Search code examples
c#f#tail-recursionciltail-call-optimization

What is the purpose of the extra ldnull and tail. in F# implementation vs C#?

The following C# function:

T ResultOfFunc<T>(Func<T> f)
{
    return f();
}

compiles unsurprisingly to this:

IL_0000:  ldarg.1     
IL_0001:  callvirt    05 00 00 0A 
IL_0006:  ret

But the equivalent F# function:

let resultOfFunc func = func()

compiles to this:

IL_0000:  nop         
IL_0001:  ldarg.0     
IL_0002:  ldnull      
IL_0003:  tail.       
IL_0005:  callvirt    04 00 00 0A 
IL_000A:  ret

(Both are in release mode). There's an extra nop at the beginning which I'm not too curious about, but the interesting thing is the extra ldnull and tail. instructions.

My guess (probably wrong) is that ldnull is necessary in case the function is void so it still returns something (unit), but that doesn't explain what is the purpose of the tail. instruction. And what happens if the function does push something on the stack, isn't it stuck with an extra null that doesn't get popped?

Solution

  • The C# and F# versions have an important distinction: C# function doesn't have any parameters, but F# version has one parameter of type unit. That unit value is what shows up as ldnull (because null is being used as representation of the only unit value, ()).

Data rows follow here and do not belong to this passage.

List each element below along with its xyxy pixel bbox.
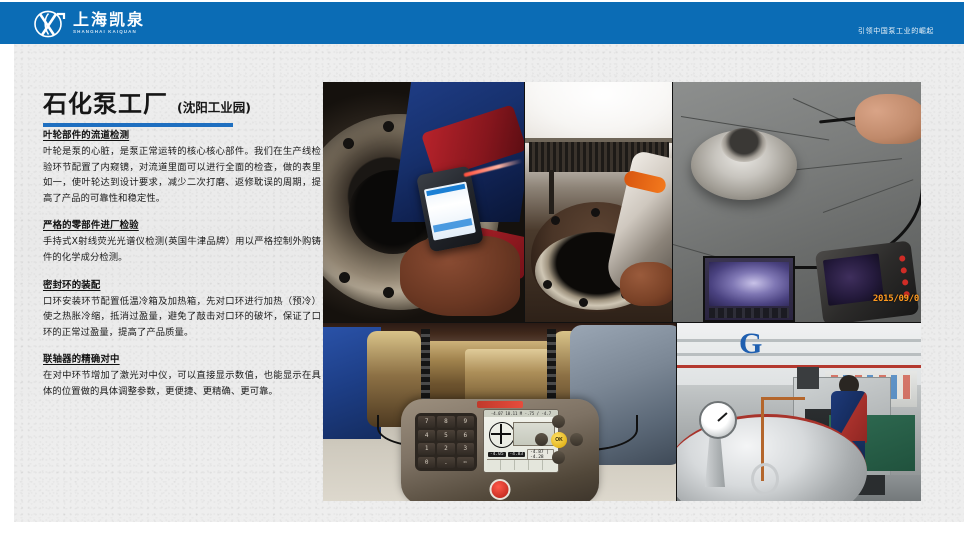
section-heading: 密封环的装配: [43, 277, 321, 291]
bolt-hole: [579, 298, 588, 307]
inset-keypad: [709, 308, 789, 318]
borescope-monitor: [815, 240, 919, 322]
keypad-key[interactable]: 0: [418, 457, 435, 469]
bolt-hole: [383, 121, 394, 132]
section-body: 在对中环节增加了激光对中仪，可以直接显示数值，也能显示在具体的位置做的具体调整参…: [43, 368, 321, 399]
brand-logo: 上海凯泉 SHANGHAI KAIQUAN: [33, 9, 145, 38]
photo-laser-shaft-alignment: 7 8 9 4 5 6 1 2 3 0 . ✂: [323, 323, 676, 501]
text-sections: 叶轮部件的流道检测 叶轮是泵的心脏，是泵正常运转的核心核心部件。我们在生产线检验…: [43, 127, 321, 411]
ceiling-beam: [677, 353, 921, 356]
section-heading: 联轴器的精确对中: [43, 351, 321, 365]
bolt-hole: [339, 272, 350, 283]
rack-leg: [549, 170, 554, 214]
photo-collage: 2015/09/0: [323, 82, 921, 501]
brand-logo-text: 上海凯泉 SHANGHAI KAIQUAN: [73, 12, 145, 35]
brand-name-en: SHANGHAI KAIQUAN: [73, 30, 145, 35]
inset-flow-passage-image: [709, 262, 789, 306]
top-header-bar: 上海凯泉 SHANGHAI KAIQUAN 引领中国泵工业的崛起: [0, 2, 964, 44]
title-row: 石化泵工厂 (沈阳工业园): [43, 84, 318, 119]
tool-brand-strip: [477, 401, 523, 408]
keypad-key[interactable]: ✂: [457, 457, 474, 469]
photo-workshop-heating-chamber: G: [677, 323, 921, 501]
kaiquan-logo-icon: [33, 10, 67, 38]
photo-flange-handheld-scanner: [323, 82, 524, 322]
power-button[interactable]: [490, 479, 511, 500]
bolt-hole: [543, 280, 552, 289]
keypad-key[interactable]: 2: [437, 443, 454, 455]
bottom-white-margin: [0, 522, 964, 544]
title-main: 石化泵工厂: [43, 84, 168, 119]
section-heading: 严格的零部件进厂检验: [43, 217, 321, 231]
alignment-crosshair-icon: [489, 422, 515, 448]
keypad-key[interactable]: 6: [457, 430, 474, 442]
value-left-secondary: -4.83: [508, 452, 526, 457]
section-body: 口环安装环节配置低温冷箱及加热箱，先对口环进行加热（预冷）使之热胀冷缩，抵消过盈…: [43, 294, 321, 341]
value-left-primary: -4.05: [488, 452, 506, 457]
slide-root: 上海凯泉 SHANGHAI KAIQUAN 引领中国泵工业的崛起 石化泵工厂 (…: [0, 0, 964, 544]
section-seal-ring-assembly: 密封环的装配 口环安装环节配置低温冷箱及加热箱，先对口环进行加热（预冷）使之热胀…: [43, 277, 321, 341]
chamber-control-box: [797, 367, 819, 389]
monitor-button: [900, 267, 907, 274]
bolt-hole: [343, 138, 354, 149]
section-coupling-alignment: 联轴器的精确对中 在对中环节增加了激光对中仪，可以直接显示数值，也能显示在具体的…: [43, 351, 321, 399]
impeller-hub: [721, 128, 767, 162]
workshop-sign-letter: G: [739, 329, 762, 359]
tool-keypad[interactable]: 7 8 9 4 5 6 1 2 3 0 . ✂: [415, 413, 477, 471]
photo-image: G: [677, 323, 921, 501]
bolt-hole: [383, 287, 394, 298]
worker-hand: [620, 262, 672, 306]
photo-impeller-borescope: 2015/09/0: [673, 82, 921, 322]
keypad-key[interactable]: 4: [418, 430, 435, 442]
page-title: 石化泵工厂 (沈阳工业园): [43, 84, 318, 127]
keypad-key[interactable]: 3: [457, 443, 474, 455]
photo-image: 2015/09/0: [673, 82, 921, 322]
ceiling-beam: [677, 339, 921, 342]
lifting-ring: [751, 463, 779, 495]
keypad-key[interactable]: 5: [437, 430, 454, 442]
pressure-gauge: [699, 401, 737, 439]
nav-down-button[interactable]: [552, 451, 565, 464]
nav-left-button[interactable]: [535, 433, 548, 446]
left-white-margin: [0, 44, 14, 544]
section-incoming-parts-inspection: 严格的零部件进厂检验 手持式X射线荧光光谱仪检测(英国牛津品牌）用以严格控制外购…: [43, 217, 321, 265]
photo-timestamp: 2015/09/0: [873, 294, 919, 304]
title-subtitle: (沈阳工业园): [177, 97, 251, 116]
ok-button[interactable]: OK: [551, 432, 567, 448]
collage-row-bottom: 7 8 9 4 5 6 1 2 3 0 . ✂: [323, 323, 921, 501]
keypad-key[interactable]: 1: [418, 443, 435, 455]
operator-hand: [855, 94, 921, 144]
photo-image: 7 8 9 4 5 6 1 2 3 0 . ✂: [323, 323, 676, 501]
bolt-hole: [591, 208, 600, 217]
copper-tube: [761, 397, 805, 400]
section-impeller-inspection: 叶轮部件的流道检测 叶轮是泵的心脏，是泵正常运转的核心核心部件。我们在生产线检验…: [43, 127, 321, 206]
bolt-hole: [551, 216, 560, 225]
photo-casing-xrf-analyzer: [525, 82, 672, 322]
scanner-screen: [424, 181, 476, 240]
monitor-button: [902, 279, 909, 286]
keypad-key[interactable]: .: [437, 457, 454, 469]
tool-navigation-buttons[interactable]: OK: [533, 415, 585, 467]
section-body: 手持式X射线荧光光谱仪检测(英国牛津品牌）用以严格控制外购铸件的化学成分检测。: [43, 234, 321, 265]
laser-alignment-tool: 7 8 9 4 5 6 1 2 3 0 . ✂: [401, 399, 599, 501]
keypad-key[interactable]: 9: [457, 416, 474, 428]
gauge-needle: [717, 412, 727, 422]
borescope-inset-view: [703, 256, 795, 322]
photo-image: [525, 82, 672, 322]
keypad-key[interactable]: 7: [418, 416, 435, 428]
collage-row-top: 2015/09/0: [323, 82, 921, 322]
section-body: 叶轮是泵的心脏，是泵正常运转的核心核心部件。我们在生产线检验环节配置了内窥镜，对…: [43, 144, 321, 206]
brand-name-cn: 上海凯泉: [73, 12, 145, 28]
nav-up-button[interactable]: [552, 415, 565, 428]
section-heading: 叶轮部件的流道检测: [43, 127, 321, 141]
monitor-button: [899, 255, 906, 262]
worker-hand: [400, 236, 520, 316]
photo-image: [323, 82, 524, 322]
keypad-key[interactable]: 8: [437, 416, 454, 428]
header-slogan: 引领中国泵工业的崛起: [858, 26, 934, 36]
nav-right-button[interactable]: [570, 433, 583, 446]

    If you were to translate the second function to C#, it would look like this:

    T ResultOfFunc<T>( Func<Unit, T> f ) {
   return f( null );
}

    As for the .tail instruction - that is so called "tail call optimization".
    During a regular function call, a return address gets pushed on the stack (the CPU stack) and then the function is called. When the function is done, it executes the "return" instruction, which pops the return address off the stack and transfers control there.
    However, when function A calls function B, and then immediately returns function B's return value, without doing anything else, the CPU can skip pushing the extra return address on the stack, and perform a "jump" to B instead of a "call". That way, when B executes the "return" instruction, the CPU will pop return address from the stack, and that address will point not to A, but to whoever called A in the first place.
    Another way to think about it is: function A calls function B not before returning, but instead of returning, and thus delegates the honor of returning to B.

    So in effect, this magic technique allows us to make a call without consuming a spot on the stack, which means that you can perform arbitrarily many such calls without risking stack overflow. This is very important in functional programming, because it allows to efficiently implement recursive algorithms.

    It is called "tail call", because call to B happens, so to say, at the tail of A.